Restent les difficultés techniques de mise en place . V Peillon promet de mettre à la disposition des maires 300 fonctionnaires pour les aider à trouver des solutions. Il rappelle le civisme des élus et la nécessité républicaine de la réforme de l’Ecole. Et il se fait applaudir.
La dernière table ronde réunit maires, ministres et représentant de la CNAF. Autant dire qu’il est question du financement. X. Bertrand, un élu UMP, conteste le droit de l’Etat à imposer une dépense aux communes et donc l’application de la réforme. Mais l’attention des maires se porte surtout sur la Cnaf. Ils en attendent une hausse de sa participation. Ils ne l’obtiendront pas. « Mon budget n’est pas extensible », répète avec obstination son président. La victoire des élus c’est la qualité du dialogue avec l’exécutif. Une victoire partagée avec le ministre.

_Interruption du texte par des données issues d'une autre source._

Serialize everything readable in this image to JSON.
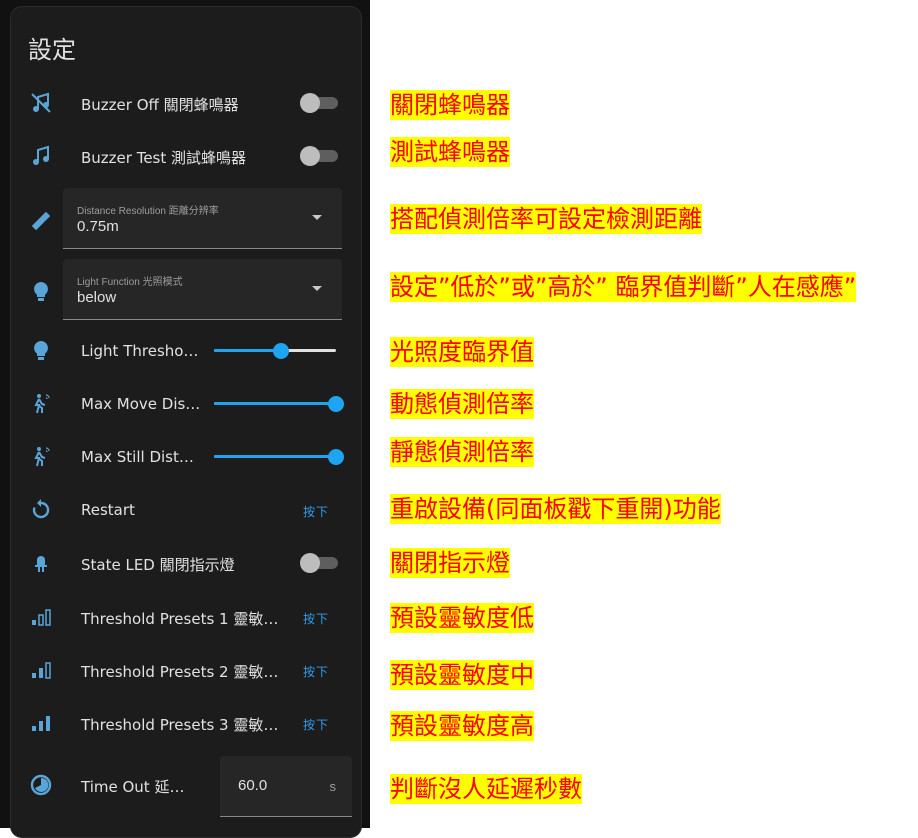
{
  "card": {
    "title": "設定"
  },
  "rows": {
    "buzzer_off": {
      "label": "Buzzer Off 關閉蜂鳴器",
      "icon": "music-off-icon",
      "state": "off"
    },
    "buzzer_test": {
      "label": "Buzzer Test 測試蜂鳴器",
      "icon": "music-note-icon",
      "state": "off"
    },
    "distance_resolution": {
      "label": "Distance Resolution 距離分辨率",
      "value": "0.75m",
      "icon": "ruler-icon"
    },
    "light_function": {
      "label": "Light Function 光照模式",
      "value": "below",
      "icon": "lightbulb-icon"
    },
    "light_threshold": {
      "label": "Light Thresho…",
      "icon": "lightbulb-icon",
      "level": 0.55
    },
    "max_move": {
      "label": "Max Move Dis…",
      "icon": "motion-sensor-icon",
      "level": 1.0
    },
    "max_still": {
      "label": "Max Still Dist…",
      "icon": "motion-sensor-icon",
      "level": 1.0
    },
    "restart": {
      "label": "Restart",
      "icon": "restart-icon",
      "button": "按下"
    },
    "state_led": {
      "label": "State LED 關閉指示燈",
      "icon": "led-icon",
      "state": "off"
    },
    "preset1": {
      "label": "Threshold Presets 1 靈敏…",
      "icon": "signal-low-icon",
      "button": "按下"
    },
    "preset2": {
      "label": "Threshold Presets 2 靈敏…",
      "icon": "signal-medium-icon",
      "button": "按下"
    },
    "preset3": {
      "label": "Threshold Presets 3 靈敏…",
      "icon": "signal-high-icon",
      "button": "按下"
    },
    "timeout": {
      "label": "Time Out 延…",
      "icon": "timer-icon",
      "value": "60.0",
      "unit": "s"
    }
  },
  "notes": [
    "關閉蜂鳴器",
    "測試蜂鳴器",
    "搭配偵測倍率可設定檢測距離",
    "設定”低於”或”高於” 臨界值判斷”人在感應”",
    "光照度臨界值",
    "動態偵測倍率",
    "靜態偵測倍率",
    "重啟設備(同面板戳下重開)功能",
    "關閉指示燈",
    "預設靈敏度低",
    "預設靈敏度中",
    "預設靈敏度高",
    "判斷沒人延遲秒數"
  ],
  "colors": {
    "accent": "#1ea4f0",
    "note_text": "#ff0000",
    "note_bg": "#ffff00",
    "icon": "#5aa5d8"
  }
}
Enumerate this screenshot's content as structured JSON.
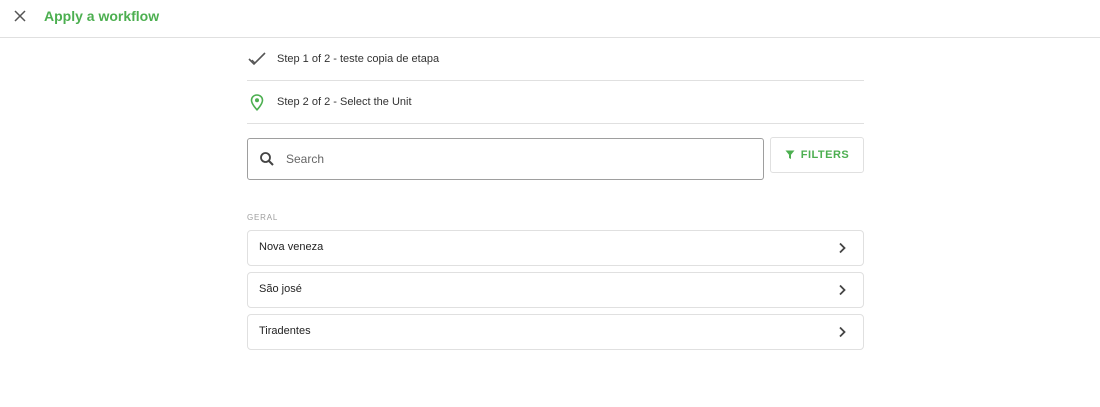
{
  "header": {
    "title": "Apply a workflow",
    "close_icon": "close-icon"
  },
  "steps": [
    {
      "label": "Step 1 of 2 - teste copia de etapa",
      "icon": "checkmark-icon",
      "status": "done"
    },
    {
      "label": "Step 2 of 2 - Select the Unit",
      "icon": "location-pin-icon",
      "status": "current"
    }
  ],
  "search": {
    "placeholder": "Search",
    "value": ""
  },
  "filters": {
    "label": "FILTERS",
    "icon": "funnel-icon"
  },
  "section": {
    "label": "GERAL"
  },
  "units": [
    {
      "name": "Nova veneza"
    },
    {
      "name": "São josé"
    },
    {
      "name": "Tiradentes"
    }
  ],
  "colors": {
    "accent": "#4caf50",
    "border": "#e0e0e0",
    "text": "#333333",
    "muted": "#9e9e9e"
  }
}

L’appel à la grève du Snuipp
Mais déjà un autre conflit surgit. Le matin du 21 novembre, le Snuipp a annoncé une grève nationale pour le 5 décembre contre les nouveaux rythmes. Le premier syndicat du primaire est rejoint par Sud, la Cgt et FO. « Depuis que nous sommes arrivés, nous recréons des postes, pour l’accueil des moins de trois ans, pour le plus de maîtres que de classes et puis dans les écoles, c’est plusieurs centaines et milliers de postes à cette rentrée avec des ouvertures de classes. Les taux d’encadrement après des années très difficiles baissent. Nous avons mis en place une formation continue, nous avons remis en place la formation initiale, nous avons souhaité que les professeurs des écoles, qui font un travail extraordinaire avec un grand dévouement, aient une indemnité qu’ils réclamaient depuis 15 ans, c’est fait », rappelle le ministre. Pour la première fois il prend à parti un syndicat. « Je trouve que ce n’est pas juste, je trouve qu’à un moment il faut faire attention… Je sais que j’ai demandé aux enseignants beaucoup avec la réforme du temps scolaire. Mais le Snuipp était pour. Alors je veux réconcilier l’école et la Nation, et j’ai besoin aussi de l’aide des professeurs… Ce mouvement n’est pas juste. Et je dis aux enseignants, faisons attention, oeuvrons ensemble ».